Назавтра в полдень я увидел Гюльшен возле нашего дома. Она шла по пустынной улице, низко опустив голову; у дома тети Садат она настороженно огляделась – кроме меня, поблизости никого не было, – толкнула низкую дверь и скрылась за миндальными деревьями.
Мне не известно, каким образом я очутился прошлой ночью у дома Гюльшен, когда луна зашла и я стал дядей Эльмурадом; я не знаю, сколько там пробыл; точно так же не знаю я и того, сколько проторчал у щели в стене, отделявшей наш двор от двора тети Садат. Сначала тетя Садат и ее гостья стояли у окна и о чем-то шептались, таинственно и загадочно, как могут шептаться только женщины. Потом тетя Садат ушла в дом и притащила огромный тюфяк. Боже мой, как давно она его не выносила! А ведь до войны тетя Садат по нескольку раз в день торжественно выволакивала из дому этот огромный пышный тюфяк. Женщина – одна из тех, которые каждый день наведывались к тете Садат, – блаженно растягивалась на тюфяке, а хозяйка, посмеиваясь и нашептывая что-то, принималась выщипывать ей брови. Выщипывать брови она умела всегда, это было для нее почти профессией, но я почему-то совершенно забыл и о ремесле тети Садат, и об ее огромном тюфяке.
И вот теперь она достала тюфяк и расстелила его на траве, на том самом месте, где всегда стелила раньше. Гюльшен зевнула, потянулась, выпятив большие круглые груди, потом улыбнулась той особенной непонятной улыбкой, которую я всегда замечал у женщин перед тем, как они ложились на тюфяк тети Садат, сдернула с головы марлевую косынку и, бросив ее на ветку миндального дерева, привольно раскинулась на тюфяке. Я не смог бы точно сказать, когда она была красивее – сейчас, лежа на тюфяке под миндальным деревом, или ночью, озаренная лунным светом, который мне пришлось выдумать, потому что настоящая луна зашла, я этого просто не знаю. Но я точно знаю, что трава вокруг тюфяка, на котором лежала Гюльшен, была необыкновенно хороша. И миндальное дерево, на ветке которого белела ее косынка, было на удивление красиво. И даже бородавка на носу тети Садат была тогда симпатичной… С тех пор прошло немало лет. Трава, на которой лежал тюфяк, наверное, уже не та. Но миндальное дерево стоит, как стояло, и по-прежнему лопаются на нем весной почки, и расцветают цветы, и каждый раз, глядя на это миндальное дерево, я вспоминаю, как оно было красиво; невероятно, немыслимо красиво было тогда это дерево…
3
В наших местах не говорят – дерево. Нет такого понятия. В любом саду, в любом дворе десятки деревьев, и у каждого свое название, а у некоторых даже прозвища. И любой младенец скажет вам, у кого в деревне самая сладкая алыча, у кого раньше всех поспевают абрикосы, у чьих орехов самая тонкая скорлупа. Дерево у нас вроде как живое существо. Есть любимые деревья, такие хозяину все равно что родные дети, а от некоторых хозяин видит столько добра, что не от всякого сына увидишь. Недаром ведь живет у нас пословица: «Лучше дерево с плодами, чем сын-пустоцвет».
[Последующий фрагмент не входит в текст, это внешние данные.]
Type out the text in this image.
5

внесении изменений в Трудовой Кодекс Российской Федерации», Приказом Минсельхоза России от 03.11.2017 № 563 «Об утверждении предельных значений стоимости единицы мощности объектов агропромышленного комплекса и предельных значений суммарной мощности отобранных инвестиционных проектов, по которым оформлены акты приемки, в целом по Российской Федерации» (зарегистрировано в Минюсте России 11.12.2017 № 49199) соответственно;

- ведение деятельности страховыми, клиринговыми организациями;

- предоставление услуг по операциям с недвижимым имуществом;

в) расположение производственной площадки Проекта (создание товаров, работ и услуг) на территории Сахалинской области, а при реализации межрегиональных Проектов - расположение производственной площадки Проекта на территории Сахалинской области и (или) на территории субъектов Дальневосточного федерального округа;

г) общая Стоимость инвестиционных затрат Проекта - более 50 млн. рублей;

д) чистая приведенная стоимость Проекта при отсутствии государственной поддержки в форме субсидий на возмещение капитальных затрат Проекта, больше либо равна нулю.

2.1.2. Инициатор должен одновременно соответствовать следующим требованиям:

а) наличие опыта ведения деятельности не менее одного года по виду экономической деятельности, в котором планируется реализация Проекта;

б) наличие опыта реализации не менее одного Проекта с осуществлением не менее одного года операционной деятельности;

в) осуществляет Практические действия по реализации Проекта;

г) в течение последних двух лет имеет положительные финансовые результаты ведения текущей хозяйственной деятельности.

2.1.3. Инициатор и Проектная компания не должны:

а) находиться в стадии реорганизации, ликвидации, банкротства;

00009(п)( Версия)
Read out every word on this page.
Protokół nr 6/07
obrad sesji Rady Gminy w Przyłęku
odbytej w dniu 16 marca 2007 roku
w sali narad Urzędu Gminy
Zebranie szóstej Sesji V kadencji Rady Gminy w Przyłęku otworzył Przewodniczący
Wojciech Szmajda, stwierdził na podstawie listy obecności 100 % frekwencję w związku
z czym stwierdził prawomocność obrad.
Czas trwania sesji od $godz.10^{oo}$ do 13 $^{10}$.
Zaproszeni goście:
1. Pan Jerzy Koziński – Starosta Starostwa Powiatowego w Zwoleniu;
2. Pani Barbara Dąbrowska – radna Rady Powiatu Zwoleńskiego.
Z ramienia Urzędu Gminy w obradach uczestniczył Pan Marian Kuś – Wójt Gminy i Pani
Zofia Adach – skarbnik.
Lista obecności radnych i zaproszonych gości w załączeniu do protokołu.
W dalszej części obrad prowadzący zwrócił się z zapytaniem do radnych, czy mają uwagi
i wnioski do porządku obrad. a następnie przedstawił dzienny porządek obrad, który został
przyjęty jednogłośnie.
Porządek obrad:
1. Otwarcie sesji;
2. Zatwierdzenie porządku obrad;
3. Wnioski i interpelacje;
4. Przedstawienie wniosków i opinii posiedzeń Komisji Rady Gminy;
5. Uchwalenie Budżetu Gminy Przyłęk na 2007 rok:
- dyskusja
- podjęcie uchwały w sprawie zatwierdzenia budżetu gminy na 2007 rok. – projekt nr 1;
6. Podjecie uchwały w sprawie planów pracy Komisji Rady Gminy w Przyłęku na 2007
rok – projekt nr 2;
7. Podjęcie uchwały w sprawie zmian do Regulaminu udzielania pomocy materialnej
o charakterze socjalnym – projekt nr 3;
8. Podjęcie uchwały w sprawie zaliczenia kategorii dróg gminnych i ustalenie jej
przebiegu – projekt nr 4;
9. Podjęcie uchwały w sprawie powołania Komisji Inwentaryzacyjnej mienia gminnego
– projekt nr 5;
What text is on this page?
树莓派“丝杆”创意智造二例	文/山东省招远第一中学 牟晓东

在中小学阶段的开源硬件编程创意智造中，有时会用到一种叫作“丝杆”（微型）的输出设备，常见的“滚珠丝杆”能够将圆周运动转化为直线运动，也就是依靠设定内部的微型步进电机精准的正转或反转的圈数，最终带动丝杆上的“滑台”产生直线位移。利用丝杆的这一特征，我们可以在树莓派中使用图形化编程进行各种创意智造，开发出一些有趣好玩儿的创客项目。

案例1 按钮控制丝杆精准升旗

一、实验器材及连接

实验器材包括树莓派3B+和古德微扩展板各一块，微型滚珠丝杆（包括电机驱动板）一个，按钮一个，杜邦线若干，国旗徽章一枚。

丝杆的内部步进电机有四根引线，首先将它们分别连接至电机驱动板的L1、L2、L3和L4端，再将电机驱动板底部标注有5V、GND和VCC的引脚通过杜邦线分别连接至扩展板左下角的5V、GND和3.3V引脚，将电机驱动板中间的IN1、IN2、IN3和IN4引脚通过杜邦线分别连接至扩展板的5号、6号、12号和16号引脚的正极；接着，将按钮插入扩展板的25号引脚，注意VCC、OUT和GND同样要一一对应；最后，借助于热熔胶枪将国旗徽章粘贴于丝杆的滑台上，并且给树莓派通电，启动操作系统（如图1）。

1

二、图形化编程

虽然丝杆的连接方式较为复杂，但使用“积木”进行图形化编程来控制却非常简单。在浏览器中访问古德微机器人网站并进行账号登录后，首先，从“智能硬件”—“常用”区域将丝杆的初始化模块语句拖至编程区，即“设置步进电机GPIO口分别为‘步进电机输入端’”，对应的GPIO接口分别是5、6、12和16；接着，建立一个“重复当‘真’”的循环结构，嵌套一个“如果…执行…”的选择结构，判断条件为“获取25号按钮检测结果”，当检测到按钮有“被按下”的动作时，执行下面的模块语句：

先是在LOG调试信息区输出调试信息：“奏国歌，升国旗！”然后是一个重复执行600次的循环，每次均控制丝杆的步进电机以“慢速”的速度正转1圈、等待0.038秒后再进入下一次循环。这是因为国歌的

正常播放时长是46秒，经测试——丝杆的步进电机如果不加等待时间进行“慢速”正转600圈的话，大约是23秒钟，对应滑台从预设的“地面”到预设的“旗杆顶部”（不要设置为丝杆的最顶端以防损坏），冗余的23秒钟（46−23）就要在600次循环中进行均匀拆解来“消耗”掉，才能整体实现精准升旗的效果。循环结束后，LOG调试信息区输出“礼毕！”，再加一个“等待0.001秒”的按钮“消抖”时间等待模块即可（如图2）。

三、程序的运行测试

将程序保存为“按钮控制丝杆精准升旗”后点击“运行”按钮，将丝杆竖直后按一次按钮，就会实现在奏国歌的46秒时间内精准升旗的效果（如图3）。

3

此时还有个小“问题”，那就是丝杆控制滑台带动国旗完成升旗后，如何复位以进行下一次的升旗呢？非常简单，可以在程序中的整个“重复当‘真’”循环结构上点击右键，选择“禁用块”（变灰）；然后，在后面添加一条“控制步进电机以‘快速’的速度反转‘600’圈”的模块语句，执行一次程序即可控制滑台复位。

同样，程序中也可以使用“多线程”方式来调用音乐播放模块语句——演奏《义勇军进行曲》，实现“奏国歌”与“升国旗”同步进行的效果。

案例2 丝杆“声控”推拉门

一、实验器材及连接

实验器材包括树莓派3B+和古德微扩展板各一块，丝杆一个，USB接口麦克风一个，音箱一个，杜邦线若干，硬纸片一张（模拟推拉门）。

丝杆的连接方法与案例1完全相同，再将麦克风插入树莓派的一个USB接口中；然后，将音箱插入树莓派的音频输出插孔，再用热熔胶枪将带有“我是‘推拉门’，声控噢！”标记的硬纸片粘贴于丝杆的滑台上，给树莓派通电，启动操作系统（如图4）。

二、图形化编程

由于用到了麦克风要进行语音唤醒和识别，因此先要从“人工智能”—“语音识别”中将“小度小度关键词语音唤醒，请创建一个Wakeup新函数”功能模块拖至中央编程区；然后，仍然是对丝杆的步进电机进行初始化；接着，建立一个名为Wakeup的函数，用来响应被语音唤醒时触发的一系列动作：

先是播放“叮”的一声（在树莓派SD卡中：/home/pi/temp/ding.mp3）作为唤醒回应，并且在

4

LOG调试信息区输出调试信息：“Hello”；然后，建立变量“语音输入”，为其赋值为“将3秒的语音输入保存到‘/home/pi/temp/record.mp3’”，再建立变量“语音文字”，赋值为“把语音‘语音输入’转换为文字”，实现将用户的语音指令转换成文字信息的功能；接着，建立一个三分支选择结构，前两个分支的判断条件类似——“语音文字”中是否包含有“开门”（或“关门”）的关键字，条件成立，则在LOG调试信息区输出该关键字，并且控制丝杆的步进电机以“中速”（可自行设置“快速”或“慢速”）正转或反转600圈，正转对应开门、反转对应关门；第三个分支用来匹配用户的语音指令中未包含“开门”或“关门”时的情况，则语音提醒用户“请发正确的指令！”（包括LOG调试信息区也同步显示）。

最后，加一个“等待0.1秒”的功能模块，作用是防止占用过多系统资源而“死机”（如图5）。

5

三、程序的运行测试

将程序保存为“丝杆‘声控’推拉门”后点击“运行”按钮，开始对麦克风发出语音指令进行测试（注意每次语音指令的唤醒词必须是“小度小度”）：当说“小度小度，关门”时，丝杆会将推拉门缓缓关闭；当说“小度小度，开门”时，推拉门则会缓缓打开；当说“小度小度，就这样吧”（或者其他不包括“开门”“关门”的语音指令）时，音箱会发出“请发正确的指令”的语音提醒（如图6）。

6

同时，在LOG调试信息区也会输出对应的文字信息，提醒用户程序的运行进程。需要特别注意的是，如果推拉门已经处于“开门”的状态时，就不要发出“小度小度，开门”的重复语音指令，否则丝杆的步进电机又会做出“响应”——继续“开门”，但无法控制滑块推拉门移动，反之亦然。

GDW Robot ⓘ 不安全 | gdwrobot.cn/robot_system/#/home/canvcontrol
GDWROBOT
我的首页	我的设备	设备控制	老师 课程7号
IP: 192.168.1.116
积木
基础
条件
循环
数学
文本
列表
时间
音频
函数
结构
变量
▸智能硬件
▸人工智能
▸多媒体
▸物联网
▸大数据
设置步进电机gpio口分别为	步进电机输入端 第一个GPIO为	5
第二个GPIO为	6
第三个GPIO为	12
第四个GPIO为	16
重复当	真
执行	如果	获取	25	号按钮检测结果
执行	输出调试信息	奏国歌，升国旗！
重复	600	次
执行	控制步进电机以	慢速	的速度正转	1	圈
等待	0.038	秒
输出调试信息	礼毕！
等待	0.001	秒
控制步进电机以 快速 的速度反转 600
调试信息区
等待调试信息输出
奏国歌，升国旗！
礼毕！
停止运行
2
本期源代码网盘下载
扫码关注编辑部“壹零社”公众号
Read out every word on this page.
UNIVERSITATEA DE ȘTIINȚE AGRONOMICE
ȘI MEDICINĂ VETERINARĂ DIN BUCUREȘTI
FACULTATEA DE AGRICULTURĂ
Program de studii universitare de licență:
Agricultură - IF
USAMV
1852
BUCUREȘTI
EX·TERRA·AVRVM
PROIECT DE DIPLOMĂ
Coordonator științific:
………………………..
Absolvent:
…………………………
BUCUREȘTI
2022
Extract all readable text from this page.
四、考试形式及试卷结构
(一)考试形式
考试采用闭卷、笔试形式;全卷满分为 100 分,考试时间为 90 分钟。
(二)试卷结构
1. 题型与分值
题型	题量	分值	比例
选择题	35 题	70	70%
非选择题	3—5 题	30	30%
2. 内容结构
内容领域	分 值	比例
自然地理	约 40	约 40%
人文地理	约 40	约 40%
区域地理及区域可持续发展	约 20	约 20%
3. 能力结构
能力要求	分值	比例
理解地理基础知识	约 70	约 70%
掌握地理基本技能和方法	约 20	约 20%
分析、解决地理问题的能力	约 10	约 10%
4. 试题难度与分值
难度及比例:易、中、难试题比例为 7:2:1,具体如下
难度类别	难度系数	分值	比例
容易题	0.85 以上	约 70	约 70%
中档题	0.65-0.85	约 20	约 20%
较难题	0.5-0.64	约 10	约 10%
Но это вовсе не значит, что деревья в наших краях ценят только из-за плодов. Бывает, что дерево и вовсе бесплодно, а им дорожат; и в один прекрасный день вдруг узнаешь, что «под этой яблоней ты, сынок, свет увидел». И что схватки у твоей матери начались «возле той вон алычи»; или окажется, что «люлька твоя висела под тем вон орехом»… Есть деревья, которые давно уже погибли от старости, но до сих пор живут в памяти людей. Не раз случалось, что, выложив все свои беды и горести, моя бабушка вдруг заводила разговор про какие-то фантастические груши, которые будто бы росли прежде на нашей земле, что отошла потом колхозу. А какой виноград там был – каждая ягодка с коровье вымя… Но самое главное – туты. Стоило бабушке заговорить о тутовнике, она уже не могла остановиться; я думаю, ни один человек на свете не сумел бы так рассказать о тутовых деревьях. Когда бабушка заводила речь о своих тутах, лицо ее преображалось, светлело. И уже зеленела вокруг тутовых деревьев шелковая мурава, усыпанная спелыми, светлыми, как янтарь, ягодами. И на зеленом лугу появлялись девушки, не нынешние клуши – ленивые, неповоротливые, – а прежние: проворные, ловкие; с песнями да с прибаутками они за час подбирали все до последней ягодки. А наутро лужайка опять желтела спелыми ягодами – крупными, налитыми, прозрачными, как янтарь…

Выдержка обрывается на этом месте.